SUUDİ Arabistan Kralı Selman bin Abdülaziz'in G-20 zirvesi için Antalya'ya gelişindeki şatafat neredeyse "Zavallı Obama"yı gölgede bırakacak.
Maiyetindeki bine yakın insan için 546 saray odası ve 400 kadar
lüks araç tahsis edilmiş falan. Obama böyle bir şey yapsa hemen
Senato’da hesap sorulur.
Suudi Arabistan Türkiye için değerli bir dosttur. Suud ailesinin
modern teknolojiyi benimsemekte gösterdiği başarıyı da takdir
ederim.
Amacım Kral’ı rencide etmek değil, şatafat kültürünü irdelemektir. Ortadoğu kültüründe kudret simgesi olarak şatafat çok önemli bir saygınlık, hatta meşruiyet faktörüdür. Suudilerde gördüğümüz de budur.
SABRİ HOCA
Bizde zihniyet tarihçiliğinin en büyük ismi merhum hocamız Prof.
Sabri Ülgener’dir. “Ortaçağ iktisat zihniyeti” araştırmalarının
bizdeki öncüsüdür.
Hocamız ortaçağ anlayışının eşitlikçi değil, “hiyerarşik” olduğunu
vurgular:
“Üste, yüksek sınıflara çıktıkça bol hoşgörü ve imtiyaz; alta düştükçe o nispette sert ve mutaassıp kısıtlama...”
Hatta ahali için sakıncalı sayılıp şiddetle yasaklanan bazı
“dünya hazları” saraylarda, konaklarda “düzenin dirliği için”
olağan sayılmıştı.
“Ağalık ve paşalığın şânı ve mevkiin icapları iktidar sahiplerini
daima bolluk ve gösteriş peşinde koşturmuştur.”
Yüksek sınıflar “gösteriş”e bir güç ifadesi olarak büyük önem
verirken, üretim ve ticaretle uğraşmaya tenezzül etmediler!

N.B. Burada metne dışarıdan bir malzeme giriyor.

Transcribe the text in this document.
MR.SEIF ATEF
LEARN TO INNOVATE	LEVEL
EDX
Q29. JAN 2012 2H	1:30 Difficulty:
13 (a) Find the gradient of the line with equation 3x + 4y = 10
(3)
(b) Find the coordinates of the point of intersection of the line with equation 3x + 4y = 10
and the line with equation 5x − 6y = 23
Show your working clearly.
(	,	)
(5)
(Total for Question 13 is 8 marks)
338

Sabri Ülgener, ‘Batı Ortaçağı’nın da aynen böyle olduğunu özenle
hatırlatır.
ORTAÇAĞ’DAN MODERN ÇAĞA
Değişim Avrupa’da başladı. Avrupa’nın coğrafi özellikleri sayesinde gelişen ticaret kesimi yani burjuvazi, bu hiyerarşiyi sarstı. Bilim ve sanayi devrimleri bu gelişmenin ürünüdür.
Avrupa’da 18. yüzyıla gelindiğinde artık ticaretle uğraşanlar toprak sahiplerinden de devlet adamlarından da iktisaden güçlü hale gelmişlerdi. “Eşitlik” istediler tabii. Eşit vatandaşlık ve demokrasi fikirleri böyle doğdu.